The Hill reported on Saturday, “Days after Democrats received a self-described ‘shellacking’ at the polls, President Obama called for an end to campaigning and an embrace of compromise. But he signaled no willingness to bend on the first challenge likely to face him from a Republican House as he advocated the permanent extension of Bush-era tax cuts for families making less than $250,000 a year despite the GOP’s resolve to extend the tax cuts for all income brackets.”
Obama said in his weekly address, “[A]t a time when we are going to ask folks across the board to make such difficult sacrifices, I don’t see how we can afford to borrow an additional $700 billion from other countries to make all the Bush tax cuts permanent, even for the wealthiest 2 percent of Americans. We’d be digging ourselves into an even deeper fiscal hole and passing the burden on to our children.”
But this is the wrong way to look at it, as New Jersey Governor Chris Christie explained to NBC’s David Gregory on Meet the Press yesterday: “This is about maintaining the current tax structure in a time we have a very weak economy.

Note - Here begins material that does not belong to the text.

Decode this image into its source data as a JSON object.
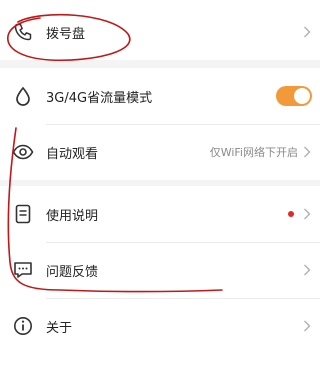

And so I favor extending these for another two years, extending the current tax system and not having a tax increase. . . . what I’m saying is you should keep the current tax structure in place until our economy gets stronger.”
Appearing on CBS’ Face the Nation, Senate Republican Leader Mitch McConnell said, “This has been the tax rate for almost a decade, almost a decade. The federal government doesn’t have this problem because it taxes too little. It’s got it because it spends too much. We don’t have a revenue problem. We have a spending problem. So the whole nomenclature surrounding this that somehow we’re doing people a favor by giving them their– their own money back, I just don’t accept.”

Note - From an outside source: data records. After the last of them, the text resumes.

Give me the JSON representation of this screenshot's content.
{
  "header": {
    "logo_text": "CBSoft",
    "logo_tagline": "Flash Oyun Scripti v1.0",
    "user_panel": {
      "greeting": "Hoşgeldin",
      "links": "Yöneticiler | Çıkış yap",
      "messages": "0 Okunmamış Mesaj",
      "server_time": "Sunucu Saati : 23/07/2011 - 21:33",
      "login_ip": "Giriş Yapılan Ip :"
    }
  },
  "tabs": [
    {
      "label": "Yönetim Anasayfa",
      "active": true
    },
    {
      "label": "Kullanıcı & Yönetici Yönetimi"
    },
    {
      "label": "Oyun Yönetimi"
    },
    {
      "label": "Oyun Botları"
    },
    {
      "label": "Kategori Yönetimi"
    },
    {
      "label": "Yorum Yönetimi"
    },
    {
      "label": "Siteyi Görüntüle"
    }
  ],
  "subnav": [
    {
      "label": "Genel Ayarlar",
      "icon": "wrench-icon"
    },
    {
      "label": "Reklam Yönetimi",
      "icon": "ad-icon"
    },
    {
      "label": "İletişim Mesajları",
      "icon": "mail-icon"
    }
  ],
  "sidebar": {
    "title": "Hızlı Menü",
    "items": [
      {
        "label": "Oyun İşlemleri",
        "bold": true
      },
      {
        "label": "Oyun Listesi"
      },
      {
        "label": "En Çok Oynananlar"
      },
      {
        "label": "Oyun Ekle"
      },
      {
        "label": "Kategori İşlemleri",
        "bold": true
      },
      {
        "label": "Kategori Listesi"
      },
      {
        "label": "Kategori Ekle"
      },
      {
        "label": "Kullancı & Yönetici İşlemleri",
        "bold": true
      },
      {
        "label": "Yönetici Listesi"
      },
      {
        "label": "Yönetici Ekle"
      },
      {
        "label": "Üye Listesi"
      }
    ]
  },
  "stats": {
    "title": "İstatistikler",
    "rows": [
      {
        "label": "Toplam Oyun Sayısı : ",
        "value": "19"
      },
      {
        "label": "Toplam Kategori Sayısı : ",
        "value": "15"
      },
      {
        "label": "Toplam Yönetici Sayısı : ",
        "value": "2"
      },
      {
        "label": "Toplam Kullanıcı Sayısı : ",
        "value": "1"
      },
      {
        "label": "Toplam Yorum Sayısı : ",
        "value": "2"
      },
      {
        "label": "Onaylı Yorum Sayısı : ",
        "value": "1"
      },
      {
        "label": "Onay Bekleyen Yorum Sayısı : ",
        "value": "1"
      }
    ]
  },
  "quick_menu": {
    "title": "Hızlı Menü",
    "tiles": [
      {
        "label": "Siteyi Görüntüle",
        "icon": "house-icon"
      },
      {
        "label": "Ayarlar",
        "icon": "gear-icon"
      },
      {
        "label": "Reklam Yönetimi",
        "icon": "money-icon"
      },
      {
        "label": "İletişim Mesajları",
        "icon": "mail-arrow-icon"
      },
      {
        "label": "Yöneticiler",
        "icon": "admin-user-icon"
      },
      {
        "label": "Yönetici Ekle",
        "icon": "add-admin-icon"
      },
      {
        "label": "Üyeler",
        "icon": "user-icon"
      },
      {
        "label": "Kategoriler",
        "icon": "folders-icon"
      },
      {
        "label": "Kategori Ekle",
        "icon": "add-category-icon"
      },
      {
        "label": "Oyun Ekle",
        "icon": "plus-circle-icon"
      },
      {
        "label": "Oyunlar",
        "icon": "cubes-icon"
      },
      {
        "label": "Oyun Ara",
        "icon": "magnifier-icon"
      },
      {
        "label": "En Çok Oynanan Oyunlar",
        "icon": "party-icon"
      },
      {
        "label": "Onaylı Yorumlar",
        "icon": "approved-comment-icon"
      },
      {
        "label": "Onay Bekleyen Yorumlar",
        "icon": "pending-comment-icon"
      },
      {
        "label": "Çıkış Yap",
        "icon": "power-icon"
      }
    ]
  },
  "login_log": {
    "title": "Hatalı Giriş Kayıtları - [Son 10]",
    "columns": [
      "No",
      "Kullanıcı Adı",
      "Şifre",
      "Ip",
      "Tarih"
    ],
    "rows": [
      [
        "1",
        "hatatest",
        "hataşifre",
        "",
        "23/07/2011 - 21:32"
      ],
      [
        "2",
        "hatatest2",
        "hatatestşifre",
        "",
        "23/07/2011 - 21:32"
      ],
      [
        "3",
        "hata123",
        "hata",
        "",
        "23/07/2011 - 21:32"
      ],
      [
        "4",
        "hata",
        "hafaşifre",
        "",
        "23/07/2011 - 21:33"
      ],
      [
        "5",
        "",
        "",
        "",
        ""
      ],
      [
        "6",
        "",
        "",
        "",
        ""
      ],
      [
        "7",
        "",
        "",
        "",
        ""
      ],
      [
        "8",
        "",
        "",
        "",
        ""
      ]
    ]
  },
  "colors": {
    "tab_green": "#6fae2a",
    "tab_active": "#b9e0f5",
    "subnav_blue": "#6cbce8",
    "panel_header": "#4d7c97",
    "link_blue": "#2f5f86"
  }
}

Sen. McConnell elaborated, “Let me make sure everybody understands what we’re talking about here: These aren’t tax cuts, these are tax increases—tax increases in the middle of a recession.” He emphasized, “We don’t think raising taxes on small business is a good idea. And you can’t do what [the President is] suggesting you might do without having a small business tax increase. . . . [O]ur view is don’t raise taxes on small business. We would rather not do it at any time—in fact I’ve introduced the only bill that would make the current tax rates permanent—but certainly you wouldn’t want to do it in the middle of an income slowdown.”
Indeed, many Democrats in Congress share the view that no one should face a tax increase next year. Senators Joe Lieberman (ID-CT), Ben Nelson (D-NE), Jim Webb (D-VA), and Evan Bayh (D-IN) have all indicated they believe that now is not the time to raise taxes. Back in September, 31House Democrats signed a letter to Speaker Nancy Pelosi (D-CA) saying that the current tax policies should be extended and raising taxes now “could negatively impact economic growth.”

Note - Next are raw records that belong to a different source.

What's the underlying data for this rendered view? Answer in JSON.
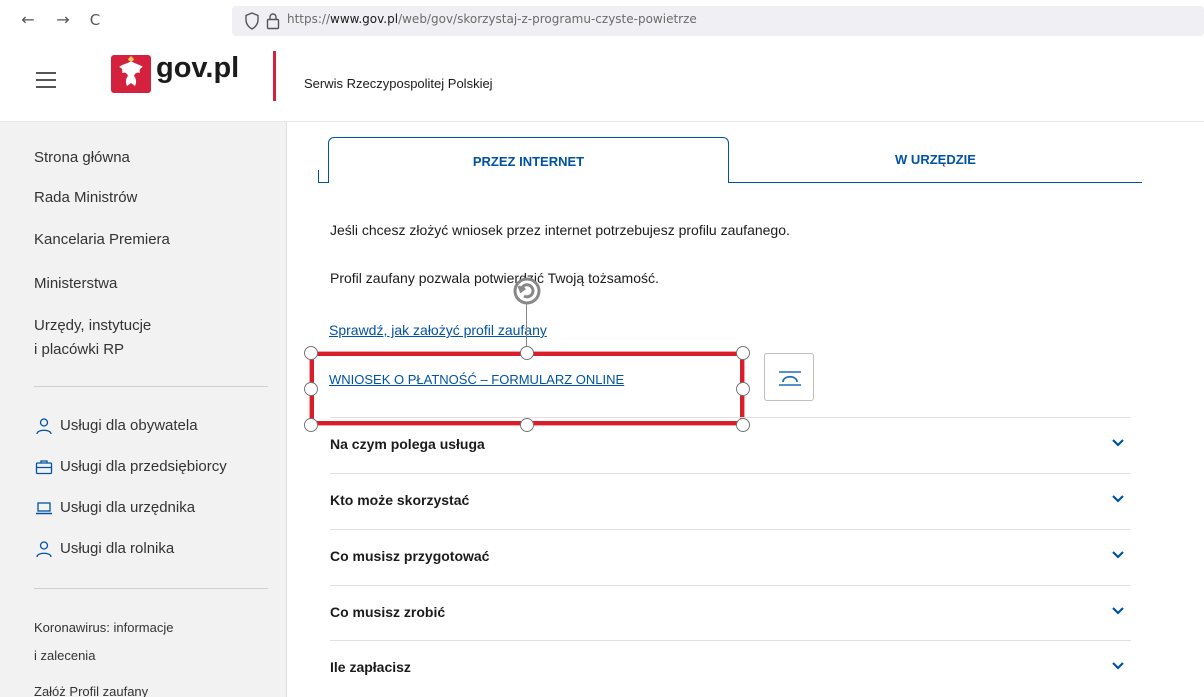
{
  "browser": {
    "back_glyph": "←",
    "forward_glyph": "→",
    "reload_glyph": "C",
    "url_prefix": "https://",
    "url_domain": "www.gov.pl",
    "url_path": "/web/gov/skorzystaj-z-programu-czyste-powietrze"
  },
  "header": {
    "logo_text": "gov.pl",
    "service_name": "Serwis Rzeczypospolitej Polskiej",
    "brand_red": "#d4213d"
  },
  "sidebar": {
    "nav_items": [
      "Strona główna",
      "Rada Ministrów",
      "Kancelaria Premiera",
      "Ministerstwa",
      "Urzędy, instytucje"
    ],
    "nav_item_5_line2": "i placówki RP",
    "services": [
      {
        "label": "Usługi dla obywatela",
        "icon": "person-icon"
      },
      {
        "label": "Usługi dla przedsiębiorcy",
        "icon": "briefcase-icon"
      },
      {
        "label": "Usługi dla urzędnika",
        "icon": "laptop-icon"
      },
      {
        "label": "Usługi dla rolnika",
        "icon": "person-icon"
      }
    ],
    "extra_line1": "Koronawirus: informacje",
    "extra_line2": "i zalecenia",
    "extra_line3": "Załóż Profil zaufany"
  },
  "tabs": {
    "active": "PRZEZ INTERNET",
    "inactive": "W URZĘDZIE",
    "accent": "#0052a5"
  },
  "content": {
    "para1": "Jeśli chcesz złożyć wniosek przez internet potrzebujesz profilu zaufanego.",
    "para2": "Profil zaufany pozwala potwierdzić Twoją tożsamość.",
    "link1": "Sprawdź, jak założyć profil zaufany",
    "link2": "WNIOSEK O PŁATNOŚĆ – FORMULARZ ONLINE"
  },
  "accordion": [
    "Na czym polega usługa",
    "Kto może skorzystać",
    "Co musisz przygotować",
    "Co musisz zrobić",
    "Ile zapłacisz"
  ]
}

There is bipartisan agreement that now is the wrong time to raise taxes, and Republicans are calling for the current income tax rates to be extended so that no Americans face a massive tax increase in January. If President Obama is really interested in working with Republicans, he has an opportunity during the lame-duck session to support the Republican proposal to prevent taxes from going up on anyone next year.